As práticas da arquitetura e do urbanismo devem ser realizadas no marco da legislação vigente, multiplicidade de normas que determinam o uso e ocupação do solo, condições de habitabilidade e segurança, formalização dos edifícios, acessibilidade, integração social, etc. Tudo isso para construir a denominada "cidade formal" ou "cidade legal", dentro do sistemas de convenções orientadas a favorecer o bem estar geral e promover a construção dos espaços públicos e privados estimulantes de um desenvolvimento social sadio e civilizado, expressão da cultura contemporânea.
            Na realidade das cidades brasileiras, o processo não é bem assim, simples e linear. A complexidade do fato urbano inclui inúmeras formas de configuração, algumas em acordo com as leis vigentes, muitas outras espontâneas, seguindo padrões de assentamento determinados pela própria necessidade de habitar perto de alguma fonte de subsistência e convívio cidadão, muitas vezes em locais e condições não aptas para a moradia humana. Esta situação determina a convivência em um mesmo espaço urbanizado de duas manifestações diferenciadas, uma denominada de cidade "formal" ou "legal" e outra de cidade "informal" ou "ilegal".
            As diferenças de configuração urbana entre elas são também a manifestação das violentas desigualdades sociais e de duas culturas aparentemente irreconciliáveis, apesar da total dependência entre uma e outra. A sociedade precisa de ambas para sobreviver, embora as políticas públicas e a ação profissional "formal" estivessem durante longos períodos (e ainda persistem) orientadas a favorecer uma em detrimento da outra. Esta circunstância acentua as diferenças e estimula a desintegração social com consequências que repercutem em um dos graves problemas da cidade contemporânea: a sensação de violência que perturba o convívio urbano civilizado e integrado entre os diferentes componentes da sociedade.
            Diferentes formas de uso e apropriação dos espaços são também identificáveis nas duas situações.
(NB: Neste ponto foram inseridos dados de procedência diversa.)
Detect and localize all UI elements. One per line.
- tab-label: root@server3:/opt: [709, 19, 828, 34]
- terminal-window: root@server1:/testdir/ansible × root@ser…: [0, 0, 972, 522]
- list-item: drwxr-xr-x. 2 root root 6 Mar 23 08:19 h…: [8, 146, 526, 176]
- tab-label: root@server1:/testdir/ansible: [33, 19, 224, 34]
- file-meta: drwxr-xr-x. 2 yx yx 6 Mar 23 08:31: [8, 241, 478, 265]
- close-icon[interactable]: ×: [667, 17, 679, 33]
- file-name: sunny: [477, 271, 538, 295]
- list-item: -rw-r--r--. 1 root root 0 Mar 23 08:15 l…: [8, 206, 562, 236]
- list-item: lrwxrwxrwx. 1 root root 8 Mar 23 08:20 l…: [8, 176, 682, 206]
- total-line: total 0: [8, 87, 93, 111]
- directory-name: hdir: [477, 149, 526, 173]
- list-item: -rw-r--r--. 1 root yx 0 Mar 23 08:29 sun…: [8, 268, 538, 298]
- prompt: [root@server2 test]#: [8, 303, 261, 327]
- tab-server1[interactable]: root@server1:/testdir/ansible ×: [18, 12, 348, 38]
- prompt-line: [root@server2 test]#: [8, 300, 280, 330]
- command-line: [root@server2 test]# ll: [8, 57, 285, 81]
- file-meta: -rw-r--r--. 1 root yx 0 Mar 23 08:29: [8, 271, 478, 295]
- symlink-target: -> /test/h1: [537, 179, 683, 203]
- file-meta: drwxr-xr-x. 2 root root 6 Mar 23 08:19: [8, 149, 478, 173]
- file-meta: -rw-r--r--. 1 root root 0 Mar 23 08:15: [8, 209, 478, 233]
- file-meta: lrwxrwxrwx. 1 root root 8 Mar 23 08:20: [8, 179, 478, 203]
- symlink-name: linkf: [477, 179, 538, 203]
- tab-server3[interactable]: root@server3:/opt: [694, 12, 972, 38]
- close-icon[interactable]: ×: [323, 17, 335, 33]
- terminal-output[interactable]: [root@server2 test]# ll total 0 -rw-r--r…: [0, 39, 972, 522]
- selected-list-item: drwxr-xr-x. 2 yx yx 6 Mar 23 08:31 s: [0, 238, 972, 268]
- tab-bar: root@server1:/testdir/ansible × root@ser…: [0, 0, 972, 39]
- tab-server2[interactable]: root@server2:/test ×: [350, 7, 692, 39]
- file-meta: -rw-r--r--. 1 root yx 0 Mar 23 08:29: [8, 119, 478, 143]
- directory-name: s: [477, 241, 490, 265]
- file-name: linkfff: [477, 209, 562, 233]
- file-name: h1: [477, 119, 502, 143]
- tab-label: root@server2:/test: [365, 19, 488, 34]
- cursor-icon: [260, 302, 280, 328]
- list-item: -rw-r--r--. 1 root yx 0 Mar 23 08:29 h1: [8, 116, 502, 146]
Na cidade "formal" resulta evidente a predominância de critérios de individualidade, privacidade, egoísmo, arrogância, exclusão e reserva, enquanto na cidade "informal", prevalecem atitudes de comunidade, solidariedade, participação, autoajuda e descontração. A materialização das arquiteturas e dos espaços identificam os dois modos de vivência social: edifícios fechados e defensivos no primeiro, construções abertas ao espaço público, descontraídas e participativas no segundo. Resulta contraditório comprovar que os valores da civilidade e da convivência social resultam mais efetivos nas urbanizações "informais" e "ilegais", enquanto na cidade "formal" e "legal" tende a imperar a autodefesa e o "salve-se quem puder".
            O uso e apropriação dos espaços públicos, ainda em condições degradadas, resulta natural em favelas e bairros populares, orientados para a celebração espontânea da cidade e a integração social entre os moradores. Na cidade legal, ao contrario, as estruturas defensivas segregam os habitantes, enquanto as paisagens urbanas fomentam o medo e desestimulam qualquer intento de convívio social e uso civilizado dos espaços.
            As soluções da arquitetura e do urbanismo nem sempre consideram e respeitam os modos de vida. A total dependência do mercado imobiliário e ausência de planificação urbana integradora e definidora de espaços públicos estimulantes da vivência social, levam ao exercício profissional subordinado à construção de empreendimentos defensivos e antiurbanos. Nas periferias das cidades, a resposta oficial às necessidades das pessoas carentes são estruturas impessoais, em chamados bairros ou conjuntos habitacionais que não conseguem reproduzir a qualidade dos espaços públicos dos assentamentos informais. As unidades padronizadas e repetidas, sem a mínima preocupação de criar espaços estimulantes do convívio social, são a resposta "legal" e "formal" para a demanda de uma população que o sistema de produção desvaloriza e desconsidera em seus hábitos de relacionamento e ocupação dos espaços. Programas de moradias populares, como o Minha Casa Minha Vida, disfarçam um objetivo social para resolver e beneficiar a produtividade, o lucro empresarial e a dinâmica na economia, ao mesmo tempo que postergam a integração social, degradam a cidade e criam bombas relógios de consequências imprevisíveis. 
            Existe uma grande contradição entre as políticas e planos de desenvolvimento das cidades - que pouco propiciam a construção de espaços estimulantes de convivência social - e a situação que  acontece naturalmente nas ocupações espontâneas e informais. Excesso de legalidade e formalidade nos padrões concebidos, assim como um persistente preconceito da sociedade "esclarecida", estão acabando com o uso dos espaços urbanos, relegando-os à sociedade "marginal", que oferece verdadeiras lições de convivência e apropriação dos espaços públicos, esquecidas pela atividade profissional atrelada às exigências do mercado.       
            Legalizar e formalizar a cidade informal, dignificar suas condições de moradia, qualificar os espaços públicos, preservar as modalidades de convivência neles, transferir esse espírito para a cidade formal, estabelecer condições de legalidade que estimulem o uso e apropriação do espaço urbano são, dentre outras, estratégias viáveis para a integração social entre formalidade e informalidade, condição essencial para atingir níveis mínimos de civilidade e qualidade de vida urbana.